Edinburgh Uni staff have every right to be striking, and students should be backing them
Stop whinging, start supporting
Unsuccessful negotiations between the University and College Union and Universities UK recently culminated in the announcement of strike action over the course of four weeks in a number of UK universities. The reaction of many students to this news has been at best disappointing, and many should do better to acknowledge the events that have led to this point.
The teaching staff at this university pour their heart and soul into their work, many sacrificing 60+ hours a week. Their fight for fair pensions is also a fight for academic quality and appreciation. Stand with @ucuedinburgh! #ucustrike
— Nick Siegrist (@Nick_Siegrist) February 15, 2018
The first thing to note is what exactly striking academics are fighting for. This is not a case of greed, and staff would not have chosen to take such serious action had the stakes not merited it. Staff could potentially lose £10,000 a year after they stop working, or around £200,000 over the course of their retirement. The action certainly does not overemphasise the cause.
These cuts will worst affect the youngest within academia. These professionals will be entering the sector already hampered by large student debts, only to be punished once more by facing the deepest cuts to their pensions. This risks discouraging talented individuals into academia, thus harming students as well as society as a whole.
Secondly, the reasoning behind the pension changes may also be questioned. The changes will see pensions shift from a defined benefit scheme, where staff have a guaranteed income in retirement, to a defined contribution scheme wherein pensions would be subject to changes in the stock market.
This will see staff rather than employers bearing the risk, thus cutting universities pension liabilities, allowing them to finance new builds and campus extensions more easily.
The constant desire to expand and build impressive new structures stems back to the commodification of university education by successive U.K. governments. The ability to take on unlimited numbers of students, each paying £9000+ per year has bred an ultra-competition between universities, with students, parents, and staff all suffering as a result.
A more general point that is worth making is the importance of the right to demonstrate to a functioning democracy. Whilst strikers are often demonised, with strikes presented as motivated by violence and as endangering society, it is important that students acknowledge the causes and motivations of labour action.
Unfortunately many disgruntled students have directed their ire towards those striking, perhaps due to their actions being the most immediately visible, but it can’t be overemphasised enough how reluctant staff are to strike, and how they have been pushed into this by the actions of UUK.
Staff's reluctance is highlighted by Krysten Blackstone, a History tutor at Edinburgh, who told The Tab: "I have thought long and hard about how the strikes will affect my students. I guarantee every other academic in the University has done the same. It is important for students to understand that tutors and lecturers are not participating in this strike lightly."

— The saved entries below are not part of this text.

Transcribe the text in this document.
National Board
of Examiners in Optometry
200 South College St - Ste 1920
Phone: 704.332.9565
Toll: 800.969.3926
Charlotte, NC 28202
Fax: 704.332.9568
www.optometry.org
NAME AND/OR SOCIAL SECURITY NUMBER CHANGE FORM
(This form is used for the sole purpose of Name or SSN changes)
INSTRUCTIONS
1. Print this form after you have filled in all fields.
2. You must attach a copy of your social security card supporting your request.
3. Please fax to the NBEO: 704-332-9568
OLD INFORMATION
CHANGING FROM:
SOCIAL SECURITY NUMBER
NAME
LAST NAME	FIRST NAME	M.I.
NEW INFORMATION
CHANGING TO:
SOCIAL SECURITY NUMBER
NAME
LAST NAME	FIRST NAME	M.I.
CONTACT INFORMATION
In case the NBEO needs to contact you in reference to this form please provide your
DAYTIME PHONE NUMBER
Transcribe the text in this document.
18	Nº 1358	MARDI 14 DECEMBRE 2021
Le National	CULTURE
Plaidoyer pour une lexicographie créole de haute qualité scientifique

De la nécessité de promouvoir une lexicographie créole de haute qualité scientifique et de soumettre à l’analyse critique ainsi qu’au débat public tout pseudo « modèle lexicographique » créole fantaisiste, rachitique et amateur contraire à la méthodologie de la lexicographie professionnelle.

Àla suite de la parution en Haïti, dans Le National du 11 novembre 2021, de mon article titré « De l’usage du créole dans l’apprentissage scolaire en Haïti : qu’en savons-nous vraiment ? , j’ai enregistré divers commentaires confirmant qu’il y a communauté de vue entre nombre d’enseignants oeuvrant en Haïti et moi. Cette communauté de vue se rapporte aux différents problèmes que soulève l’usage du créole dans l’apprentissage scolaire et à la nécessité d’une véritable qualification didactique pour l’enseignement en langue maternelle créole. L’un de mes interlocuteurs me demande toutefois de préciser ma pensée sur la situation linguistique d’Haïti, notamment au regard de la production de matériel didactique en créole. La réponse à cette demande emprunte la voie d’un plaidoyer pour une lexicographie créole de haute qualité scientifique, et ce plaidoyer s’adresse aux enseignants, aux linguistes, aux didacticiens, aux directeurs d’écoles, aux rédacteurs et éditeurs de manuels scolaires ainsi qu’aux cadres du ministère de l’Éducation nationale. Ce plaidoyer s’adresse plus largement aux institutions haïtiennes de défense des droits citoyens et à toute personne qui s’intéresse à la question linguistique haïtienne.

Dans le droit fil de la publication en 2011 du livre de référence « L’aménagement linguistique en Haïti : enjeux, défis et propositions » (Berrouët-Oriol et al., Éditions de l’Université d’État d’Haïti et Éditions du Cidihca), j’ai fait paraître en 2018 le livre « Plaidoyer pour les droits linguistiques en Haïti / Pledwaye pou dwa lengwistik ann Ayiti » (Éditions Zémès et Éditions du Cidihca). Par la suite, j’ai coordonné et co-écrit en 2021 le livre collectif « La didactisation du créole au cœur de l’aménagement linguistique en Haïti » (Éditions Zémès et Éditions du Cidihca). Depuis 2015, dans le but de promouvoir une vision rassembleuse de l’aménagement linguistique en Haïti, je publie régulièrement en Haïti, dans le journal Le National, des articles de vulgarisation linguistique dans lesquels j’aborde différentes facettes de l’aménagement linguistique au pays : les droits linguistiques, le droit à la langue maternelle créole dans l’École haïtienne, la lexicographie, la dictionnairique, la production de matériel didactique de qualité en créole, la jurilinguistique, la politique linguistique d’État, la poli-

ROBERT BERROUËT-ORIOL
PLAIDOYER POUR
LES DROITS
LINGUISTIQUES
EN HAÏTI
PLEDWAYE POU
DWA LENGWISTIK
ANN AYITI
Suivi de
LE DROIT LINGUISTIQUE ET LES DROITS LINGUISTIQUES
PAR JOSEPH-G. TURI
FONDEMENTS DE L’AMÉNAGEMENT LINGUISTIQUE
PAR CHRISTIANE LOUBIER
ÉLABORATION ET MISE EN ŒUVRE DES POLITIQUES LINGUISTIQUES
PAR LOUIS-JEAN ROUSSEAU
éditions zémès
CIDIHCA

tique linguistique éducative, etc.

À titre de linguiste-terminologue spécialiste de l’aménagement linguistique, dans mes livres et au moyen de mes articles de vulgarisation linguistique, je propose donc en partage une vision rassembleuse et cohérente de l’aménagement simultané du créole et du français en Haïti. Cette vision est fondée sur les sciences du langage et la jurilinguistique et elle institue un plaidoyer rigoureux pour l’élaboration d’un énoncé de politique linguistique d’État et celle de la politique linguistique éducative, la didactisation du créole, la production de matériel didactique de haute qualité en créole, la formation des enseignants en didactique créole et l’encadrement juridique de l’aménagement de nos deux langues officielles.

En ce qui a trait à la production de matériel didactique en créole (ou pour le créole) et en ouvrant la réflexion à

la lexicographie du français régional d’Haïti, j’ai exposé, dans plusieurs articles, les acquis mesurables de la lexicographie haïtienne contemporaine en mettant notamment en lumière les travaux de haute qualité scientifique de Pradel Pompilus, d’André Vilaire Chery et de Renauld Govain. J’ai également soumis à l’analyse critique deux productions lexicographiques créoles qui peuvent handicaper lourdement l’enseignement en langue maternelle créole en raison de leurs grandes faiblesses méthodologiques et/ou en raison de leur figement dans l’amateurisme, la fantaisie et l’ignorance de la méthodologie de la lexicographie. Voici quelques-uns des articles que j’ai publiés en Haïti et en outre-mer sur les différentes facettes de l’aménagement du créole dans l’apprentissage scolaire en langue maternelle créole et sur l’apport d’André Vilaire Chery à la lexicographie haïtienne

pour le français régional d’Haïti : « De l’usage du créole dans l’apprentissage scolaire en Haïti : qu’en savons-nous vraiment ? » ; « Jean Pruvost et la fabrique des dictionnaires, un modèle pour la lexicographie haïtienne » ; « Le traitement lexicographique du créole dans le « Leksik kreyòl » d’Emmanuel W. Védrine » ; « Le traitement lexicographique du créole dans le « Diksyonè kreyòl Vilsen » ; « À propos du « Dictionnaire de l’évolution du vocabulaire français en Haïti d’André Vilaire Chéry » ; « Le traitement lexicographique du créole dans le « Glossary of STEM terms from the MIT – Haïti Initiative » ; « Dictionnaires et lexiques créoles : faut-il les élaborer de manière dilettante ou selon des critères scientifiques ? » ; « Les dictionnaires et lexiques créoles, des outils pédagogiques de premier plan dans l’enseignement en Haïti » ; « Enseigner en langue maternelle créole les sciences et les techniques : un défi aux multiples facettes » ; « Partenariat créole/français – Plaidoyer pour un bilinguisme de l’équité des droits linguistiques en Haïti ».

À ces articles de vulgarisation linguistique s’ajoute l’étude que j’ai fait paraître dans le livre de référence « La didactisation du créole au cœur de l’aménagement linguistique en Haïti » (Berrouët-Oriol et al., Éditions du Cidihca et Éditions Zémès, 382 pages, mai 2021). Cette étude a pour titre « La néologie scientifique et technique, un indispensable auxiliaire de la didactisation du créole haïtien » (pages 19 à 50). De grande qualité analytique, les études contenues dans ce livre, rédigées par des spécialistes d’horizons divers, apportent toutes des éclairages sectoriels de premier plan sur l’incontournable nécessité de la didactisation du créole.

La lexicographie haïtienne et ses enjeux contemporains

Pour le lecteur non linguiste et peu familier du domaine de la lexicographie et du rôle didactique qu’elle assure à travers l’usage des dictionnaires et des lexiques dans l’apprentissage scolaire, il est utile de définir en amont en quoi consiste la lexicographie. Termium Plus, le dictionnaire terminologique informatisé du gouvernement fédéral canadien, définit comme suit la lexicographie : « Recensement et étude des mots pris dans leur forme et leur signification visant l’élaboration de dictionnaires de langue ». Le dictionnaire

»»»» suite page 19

One form that student’s frustration has taken is that of petitions demanding compensation. The use of petitions as a means of complaint is not new, but seems to have taken off over recent years, even in instances where it is entirely inappropriate and futile. Why students think either of the two parties – a university that has not instigated the strike, and staff fighting against financial punishment – will pay out is beyond me.
Clearly students will lose out because of strike action – that is exactly the point, with Blackstone also commenting: "Of course, this potential disruption is something we are concerned about. Personally, I know I have done all that I can to minimise how it will affect my students, but at the end of the day, the very point of the strike is the disruption. That is how strike action creates change."
Students would be far better off directing their passions towards UUK, demanding their tutors and lecturers are treated fairly and rewarded correctly for their work, with Blackstone suggesting that students would be best placed contacting their Vice Chancellor regarding their concerns.
Whilst it is true that students will lose out, the extent to which this will happen has been blown out of proportion. University learning is a largely independent process, particularly in the case of essays, the non-delaying of which has been a particular point of concern for students. If anything, a strike should actually benefit the essay writing of a stereotypically disorganised student.
In addition to this, the impact on students will be lessened in many instances by the dedication of those striking. Many staff are accommodating out of hours work to support students, and have gone to great lengths to reschedule missed content, once again highlighting that student welfare is central for most staff and that this action is very much a last resort.
Many student reactions to the strike have been disappointingly selfish. These people, if they wish to continue focussing solely on their own self-interest, should bare in mind the fact that a well-treated academic staff can only benefit them.
Many staff are already working hours above and beyond their required commitment, and a blow such as the pensions change risks further demoralisation and an exodus of talented individuals from the sector – particularly at a time when Brexit threatens to encourage staff departures anyway.
So rather than focusing on how 14 days of strike action may negatively impact them, students should shift their focus to the impact this struggle could have on their lecturers and tutors for the rest of their lives. Staff have shown a desire to minimise negative impact by implementing a gradual strike, and the more students show support for the cause, the more likely it is that the strike will not run its full course.
Perhaps the best advice comes from Blackstone herself, who finished her statement by saying: "If they want to help they should make themselves heard and come to the picket line to support us, as we have dedicated our careers to supporting you."